Equisetinae mencapai puncak perkembangannya dalam zaman Palaezoikum, yang hamper semuanya kemudian punah kecuali marga Equisetum yang masih kita kenal sampai sekarang. Jenisjenis tumbuhan dari marga Equisetum yang sekarang ada merupakan sisa dari warga Equisetum yang dahulu lebih banyak dan lebih meluas.
Dalam Mesozoikum dulu hidup jenis-jenis Equisetum yang telah memperlihatkan pertumbuhan menebal sekunder(mempunyai kambium). Beberapa golongan yang telah punah itu (Sphenophyllaceae, Calamitaceae), kebanyakan bersifat heterospor, akan tetapi belum pernah ada warga Equisetinae yang mencapai tingkat perkembangan sampai dapat menghasilkan biji seperti Lepidospermae. Nenek moyang Equisetinae mungkin sekali tumbuhan yang tergolong dalam Psilophytinae. Jadi Equisetinae dan Lycopodinae dapat sisamakan dengan dua cabang dengan perkembangan yang sejajar, keduanya berasal dari Psilophytinae, tetapi berbeda mikrofilnya.
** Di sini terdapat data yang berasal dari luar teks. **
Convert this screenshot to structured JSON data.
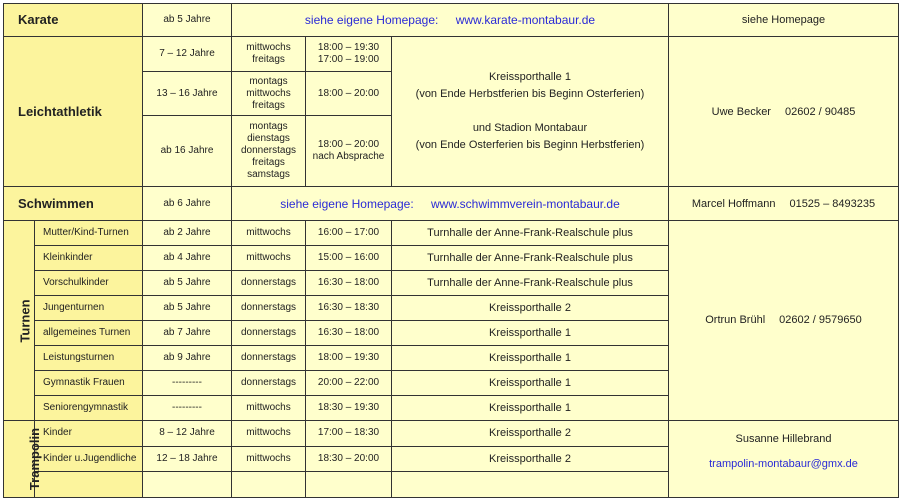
{
  "colors": {
    "category_bg": "#fcf49d",
    "cell_bg": "#ffffcc",
    "link": "#2a2ad6"
  },
  "karate": {
    "name": "Karate",
    "age": "ab 5 Jahre",
    "homepage_label": "siehe eigene Homepage:",
    "homepage_url": "www.karate-montabaur.de",
    "contact": "siehe Homepage"
  },
  "leichtathletik": {
    "name": "Leichtathletik",
    "rows": [
      {
        "age": "7 – 12 Jahre",
        "days": [
          "mittwochs",
          "freitags"
        ],
        "times": [
          "18:00 – 19:30",
          "17:00 – 19:00"
        ]
      },
      {
        "age": "13 – 16 Jahre",
        "days": [
          "montags",
          "mittwochs",
          "freitags"
        ],
        "times": [
          "18:00 – 20:00"
        ]
      },
      {
        "age": "ab 16 Jahre",
        "days": [
          "montags",
          "dienstags",
          "donnerstags",
          "freitags",
          "samstags"
        ],
        "times": [
          "18:00 – 20:00",
          "nach Absprache"
        ]
      }
    ],
    "location": [
      "Kreissporthalle 1",
      "(von Ende Herbstferien bis Beginn Osterferien)",
      "und Stadion Montabaur",
      "(von Ende Osterferien bis Beginn Herbstferien)"
    ],
    "contact_name": "Uwe Becker",
    "contact_phone": "02602 / 90485"
  },
  "schwimmen": {
    "name": "Schwimmen",
    "age": "ab 6 Jahre",
    "homepage_label": "siehe eigene Homepage:",
    "homepage_url": "www.schwimmverein-montabaur.de",
    "contact_name": "Marcel Hoffmann",
    "contact_phone": "01525 – 8493235"
  },
  "turnen": {
    "name": "Turnen",
    "rows": [
      {
        "group": "Mutter/Kind-Turnen",
        "age": "ab 2 Jahre",
        "day": "mittwochs",
        "time": "16:00 – 17:00",
        "location": "Turnhalle der Anne-Frank-Realschule plus"
      },
      {
        "group": "Kleinkinder",
        "age": "ab 4 Jahre",
        "day": "mittwochs",
        "time": "15:00 – 16:00",
        "location": "Turnhalle der Anne-Frank-Realschule plus"
      },
      {
        "group": "Vorschulkinder",
        "age": "ab 5 Jahre",
        "day": "donnerstags",
        "time": "16:30 – 18:00",
        "location": "Turnhalle der Anne-Frank-Realschule plus"
      },
      {
        "group": "Jungenturnen",
        "age": "ab 5 Jahre",
        "day": "donnerstags",
        "time": "16:30 – 18:30",
        "location": "Kreissporthalle 2"
      },
      {
        "group": "allgemeines Turnen",
        "age": "ab 7 Jahre",
        "day": "donnerstags",
        "time": "16:30 – 18:00",
        "location": "Kreissporthalle 1"
      },
      {
        "group": "Leistungsturnen",
        "age": "ab 9 Jahre",
        "day": "donnerstags",
        "time": "18:00 – 19:30",
        "location": "Kreissporthalle 1"
      },
      {
        "group": "Gymnastik Frauen",
        "age": "---------",
        "day": "donnerstags",
        "time": "20:00 – 22:00",
        "location": "Kreissporthalle 1"
      },
      {
        "group": "Seniorengymnastik",
        "age": "---------",
        "day": "mittwochs",
        "time": "18:30 – 19:30",
        "location": "Kreissporthalle 1"
      }
    ],
    "contact_name": "Ortrun Brühl",
    "contact_phone": "02602 / 9579650"
  },
  "trampolin": {
    "name": "Trampolin",
    "rows": [
      {
        "group": "Kinder",
        "age": "8 – 12 Jahre",
        "day": "mittwochs",
        "time": "17:00 – 18:30",
        "location": "Kreissporthalle 2"
      },
      {
        "group": "Kinder u.Jugendliche",
        "age": "12 – 18 Jahre",
        "day": "mittwochs",
        "time": "18:30 – 20:00",
        "location": "Kreissporthalle 2"
      }
    ],
    "contact_name": "Susanne Hillebrand",
    "contact_email": "trampolin-montabaur@gmx.de"
  }
}
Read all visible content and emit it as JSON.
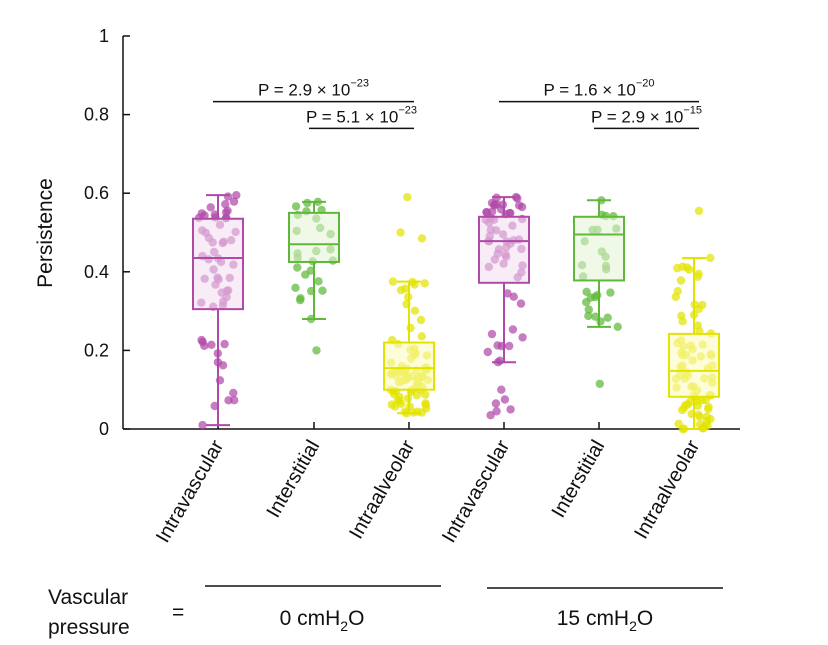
{
  "chart_data": {
    "type": "box",
    "ylabel": "Persistence",
    "ylim": [
      0,
      1
    ],
    "yticks": [
      {
        "value": 0,
        "label": "0"
      },
      {
        "value": 0.2,
        "label": "0.2"
      },
      {
        "value": 0.4,
        "label": "0.4"
      },
      {
        "value": 0.6,
        "label": "0.6"
      },
      {
        "value": 0.8,
        "label": "0.8"
      },
      {
        "value": 1,
        "label": "1"
      }
    ],
    "categories": [
      "Intravascular",
      "Interstitial",
      "Intraalveolar",
      "Intravascular",
      "Interstitial",
      "Intraalveolar"
    ],
    "groups": [
      {
        "label": "Intravascular",
        "condition": "0 cmH2O",
        "color": "#b04aa8",
        "fill": "#f2dcef",
        "min": 0.01,
        "q1": 0.305,
        "median": 0.435,
        "q3": 0.535,
        "max": 0.595,
        "n_points": 55,
        "seed": 11
      },
      {
        "label": "Interstitial",
        "condition": "0 cmH2O",
        "color": "#5fb83a",
        "fill": "#e3f2d6",
        "min": 0.28,
        "q1": 0.425,
        "median": 0.47,
        "q3": 0.55,
        "max": 0.578,
        "n_points": 24,
        "seed": 23,
        "outliers": [
          0.2
        ]
      },
      {
        "label": "Intraalveolar",
        "condition": "0 cmH2O",
        "color": "#e3e300",
        "fill": "#fdfbbd",
        "min": 0.04,
        "q1": 0.1,
        "median": 0.155,
        "q3": 0.22,
        "max": 0.375,
        "n_points": 75,
        "seed": 37,
        "outliers": [
          0.485,
          0.5,
          0.59
        ]
      },
      {
        "label": "Intravascular",
        "condition": "15 cmH2O",
        "color": "#b04aa8",
        "fill": "#f2dcef",
        "min": 0.17,
        "q1": 0.372,
        "median": 0.478,
        "q3": 0.54,
        "max": 0.59,
        "n_points": 55,
        "seed": 41,
        "outliers": [
          0.035,
          0.045,
          0.05,
          0.065,
          0.075,
          0.1
        ]
      },
      {
        "label": "Interstitial",
        "condition": "15 cmH2O",
        "color": "#5fb83a",
        "fill": "#e3f2d6",
        "min": 0.26,
        "q1": 0.378,
        "median": 0.495,
        "q3": 0.54,
        "max": 0.582,
        "n_points": 24,
        "seed": 53,
        "outliers": [
          0.115
        ]
      },
      {
        "label": "Intraalveolar",
        "condition": "15 cmH2O",
        "color": "#e3e300",
        "fill": "#fdfbbd",
        "min": 0.0,
        "q1": 0.082,
        "median": 0.148,
        "q3": 0.242,
        "max": 0.435,
        "n_points": 75,
        "seed": 67,
        "outliers": [
          0.555
        ]
      }
    ],
    "comparisons": [
      {
        "from": 0,
        "to": 2,
        "level": 0.833,
        "text": "P = 2.9 × 10",
        "exponent": "−23"
      },
      {
        "from": 1,
        "to": 2,
        "level": 0.765,
        "text": "P = 5.1 × 10",
        "exponent": "−23"
      },
      {
        "from": 3,
        "to": 5,
        "level": 0.833,
        "text": "P = 1.6 × 10",
        "exponent": "−20"
      },
      {
        "from": 4,
        "to": 5,
        "level": 0.765,
        "text": "P = 2.9 × 10",
        "exponent": "−15"
      }
    ]
  },
  "footer": {
    "label_line1": "Vascular",
    "label_line2": "pressure",
    "equals": "=",
    "condition1_prefix": "0 cmH",
    "condition1_sub": "2",
    "condition1_suffix": "O",
    "condition2_prefix": "15 cmH",
    "condition2_sub": "2",
    "condition2_suffix": "O"
  }
}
Di sana akan kita jumpai organ-organ khusus pembentuk spora. Spora dihasilkan dan dibentuk dalam suatu wadah yang disebut sebagai sporangium. Biasanya sporangium pada tumbuhan paku terkumpul pada permukaan bawah daun.
BAB III
PENUTUP

A.    Kesimpulan
Dari latar belakang dan pembahasan diatas dapat disimpulkan bahwa tanaman paku ekor kuda (sphenophyta) merupakan tanaman yang bentuknya seperti ekor kuda dengan batang tumbuhan berwarna hijau, beruas-ruas, berlubang di tengahnya, berperan sebagai organ fotosintetik menggantikan daun. Batangnya dapat bercabang. Cabang duduk mengitari batang utama. Batang ini banyak mengandung silika.  Tanamana paku ekor kuda menyukai tanah yang basah, baik berpasir maupun berlempung, beberapa bahkan tumbuh di air (batang yang berongga membantu adaptasi pada lingkungan ini)

B.     Saran
Disarankan kepada para mahasiswa untuk mempelajari dan memahami lebih dalam lagi tentang tanaman paku ekor kuda (sphenophyta) sebagai tanaman hias.



DAFTAR PUSTAKA

Anonim. 2006. Taksonomi Tumbuhan Sphenophyta

Cecep, Ahmad.2010. Pterydophyta (Tumbuhan Paku). Bandung : Rineka Cipta.

Sharma, 2002. Taksonomi Tumbuhan 1. Jakarta : EGC.

Sutrisna,Putu.2011. Klasifikasi Tumbuhan Sphenophyta. Bandung : Raja Grafindo Persada.

Tjitrosoepomo. 1989. Taksonomi Tumbuhan Sphenophyta, Pteridophyhta. Yogyakarta : UGM Press.